Federico había sido amigo de todos. Jorge Guillén (que pasó toda la guerra en Sevilla, apoyando más o menos el vesánico régimen del general Queipo de Llano), en el prólogo a las obras completas de Lorca editadas por Aguilar en 1954, dice: «Lo sabe todo el mundo, es decir, en esta ocasión el mundo entero: Federico García Lorca fue una criatura extraordinaria. «Criatura» significa esta vez más que «hombre». (…) Junto al poeta -y no sólo en su poesía- se respiraba un aura que él iluminaba con su propia luz. Entonces no hacía frío de invierno ni calor de verano: hacía… Federico». Aleixandre habla de él en un artículo publicado en El mono azul en 1937: «En Federico, que pasaba mágicamente por la vida, al parecer sin apoyarse; que iba y venía ante la vista de sus amigos con algo de genio alado que dispensa gracias, hace feliz un momento y escapa en seguida como la luz, que él se llevaba efectivamente; en Federico, se veía sobre todo al poderoso encantador, disipador de tristezas, hechicero de la alegría, conjurador del gozo de la vida, dueño de las sombras, a las que él desterraba con su presencia». En el poema «A un poeta muerto», Cernuda escribe que «(…) La muerte se diría / más viva que la vida / porque tú estás con ella (…)». Y Emilio Prados, después de contar cómo los olivares gimen, cómo la luna lo busca y lo llama la sangre derramada y tiemblan de miedo por él las madrugadas, le pregunta en «La llegada»: «¿En dónde estás, Federico? / Yo este rumor no lo creo. / ¡Cómo me duelen las balas / que hoy circundan tu recuerdo! / (…) Aguárdame, Federico; / mucho que contarte espero…». Por no mencionar aquel tango lloroso que Gloria Marcó le dedicó («el tango, Federico, hoy es tu tango»). Buñuel, en sus memorias, escribe que «el anuncio de su muerte fue una impresión terrible para todos nosotros. De todos los seres vivos que he conocido, Federico es el primero. No hablo ni de su teatro ni de su poesía, hablo de él. La obra maestra era él. (…) Tenía pasión, alegría, juventud. Era como una llama», y añade que no lo mataron por ser homosexual (como dijo Dalí), sino «porque era poeta». Entiéndase: Lorca era un verdadero poeta.
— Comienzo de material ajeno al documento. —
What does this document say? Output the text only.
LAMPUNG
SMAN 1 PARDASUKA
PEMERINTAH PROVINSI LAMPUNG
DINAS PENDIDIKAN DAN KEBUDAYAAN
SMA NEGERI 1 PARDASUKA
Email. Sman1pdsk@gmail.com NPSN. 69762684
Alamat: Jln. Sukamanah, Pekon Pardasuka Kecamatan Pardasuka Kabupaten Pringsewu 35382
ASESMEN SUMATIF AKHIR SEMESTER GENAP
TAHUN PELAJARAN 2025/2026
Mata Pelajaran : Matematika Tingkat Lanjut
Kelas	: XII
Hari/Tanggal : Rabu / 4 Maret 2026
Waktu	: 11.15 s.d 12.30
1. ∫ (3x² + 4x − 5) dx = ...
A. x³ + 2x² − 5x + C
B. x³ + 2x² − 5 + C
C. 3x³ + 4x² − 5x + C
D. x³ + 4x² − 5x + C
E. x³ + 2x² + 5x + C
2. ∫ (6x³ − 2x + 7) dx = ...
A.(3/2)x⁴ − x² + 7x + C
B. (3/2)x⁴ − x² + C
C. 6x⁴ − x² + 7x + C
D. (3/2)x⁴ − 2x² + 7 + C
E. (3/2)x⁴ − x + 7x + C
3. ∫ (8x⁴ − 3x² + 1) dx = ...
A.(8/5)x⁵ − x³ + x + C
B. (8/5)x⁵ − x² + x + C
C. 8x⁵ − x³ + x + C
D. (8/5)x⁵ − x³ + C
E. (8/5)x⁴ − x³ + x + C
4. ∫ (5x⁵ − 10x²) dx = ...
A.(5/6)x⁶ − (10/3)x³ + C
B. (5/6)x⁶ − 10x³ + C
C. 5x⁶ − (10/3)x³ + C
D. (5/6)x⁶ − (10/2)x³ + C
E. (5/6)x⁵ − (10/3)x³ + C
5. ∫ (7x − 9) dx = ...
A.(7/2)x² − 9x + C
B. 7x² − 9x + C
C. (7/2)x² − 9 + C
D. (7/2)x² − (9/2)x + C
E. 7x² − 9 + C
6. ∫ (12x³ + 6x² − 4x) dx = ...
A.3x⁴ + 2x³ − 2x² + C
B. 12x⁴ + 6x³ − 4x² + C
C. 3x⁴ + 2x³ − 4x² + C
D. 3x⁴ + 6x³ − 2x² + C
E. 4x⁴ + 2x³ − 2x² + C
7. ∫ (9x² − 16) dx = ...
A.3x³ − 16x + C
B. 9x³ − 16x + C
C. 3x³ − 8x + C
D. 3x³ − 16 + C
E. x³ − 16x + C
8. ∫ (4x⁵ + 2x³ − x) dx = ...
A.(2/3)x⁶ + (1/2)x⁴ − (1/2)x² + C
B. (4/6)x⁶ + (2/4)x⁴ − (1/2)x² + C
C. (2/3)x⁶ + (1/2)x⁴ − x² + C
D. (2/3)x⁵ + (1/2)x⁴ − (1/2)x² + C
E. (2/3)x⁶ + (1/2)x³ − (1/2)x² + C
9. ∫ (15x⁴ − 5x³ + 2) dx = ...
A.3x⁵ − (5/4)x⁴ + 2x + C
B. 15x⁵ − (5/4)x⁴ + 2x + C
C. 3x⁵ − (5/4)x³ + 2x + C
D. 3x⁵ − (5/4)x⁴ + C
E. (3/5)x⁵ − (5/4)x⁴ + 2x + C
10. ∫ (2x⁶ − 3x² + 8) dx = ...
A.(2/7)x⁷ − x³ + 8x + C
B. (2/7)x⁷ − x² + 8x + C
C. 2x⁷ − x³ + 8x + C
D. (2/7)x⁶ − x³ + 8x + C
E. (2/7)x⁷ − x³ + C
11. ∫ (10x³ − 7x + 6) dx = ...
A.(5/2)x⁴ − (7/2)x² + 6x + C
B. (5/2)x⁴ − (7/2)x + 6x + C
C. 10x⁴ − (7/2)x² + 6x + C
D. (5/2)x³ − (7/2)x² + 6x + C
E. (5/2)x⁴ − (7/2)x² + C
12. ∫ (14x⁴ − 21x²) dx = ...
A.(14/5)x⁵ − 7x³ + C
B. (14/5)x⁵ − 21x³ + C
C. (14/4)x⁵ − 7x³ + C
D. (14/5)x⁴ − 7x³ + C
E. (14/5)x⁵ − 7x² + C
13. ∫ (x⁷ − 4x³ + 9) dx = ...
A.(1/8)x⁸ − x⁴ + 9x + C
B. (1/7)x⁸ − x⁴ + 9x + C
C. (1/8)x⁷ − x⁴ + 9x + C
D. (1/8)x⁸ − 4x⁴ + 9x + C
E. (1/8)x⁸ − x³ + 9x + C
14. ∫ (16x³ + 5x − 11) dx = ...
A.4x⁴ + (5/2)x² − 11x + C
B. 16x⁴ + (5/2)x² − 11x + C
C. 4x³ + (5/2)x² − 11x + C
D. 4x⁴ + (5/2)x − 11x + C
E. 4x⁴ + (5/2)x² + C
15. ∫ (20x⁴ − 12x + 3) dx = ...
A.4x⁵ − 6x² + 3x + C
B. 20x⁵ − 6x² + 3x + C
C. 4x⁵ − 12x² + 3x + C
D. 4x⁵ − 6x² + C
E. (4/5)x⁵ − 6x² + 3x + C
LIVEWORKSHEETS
Tuve un maestro, un amigo, que solía decir que los asesinos ‒como los terroristas o los dictadores‒ odian todo lo que es bello y verdadero. Cómo no iban a odiar la poesía entonces; cómo no iban a odiar a Federico. Cómo no iban a ser los primeros en morir, en aquella España que es la nuestra, los ruiseñores que se atreven a cantar donde cazan los fusiles.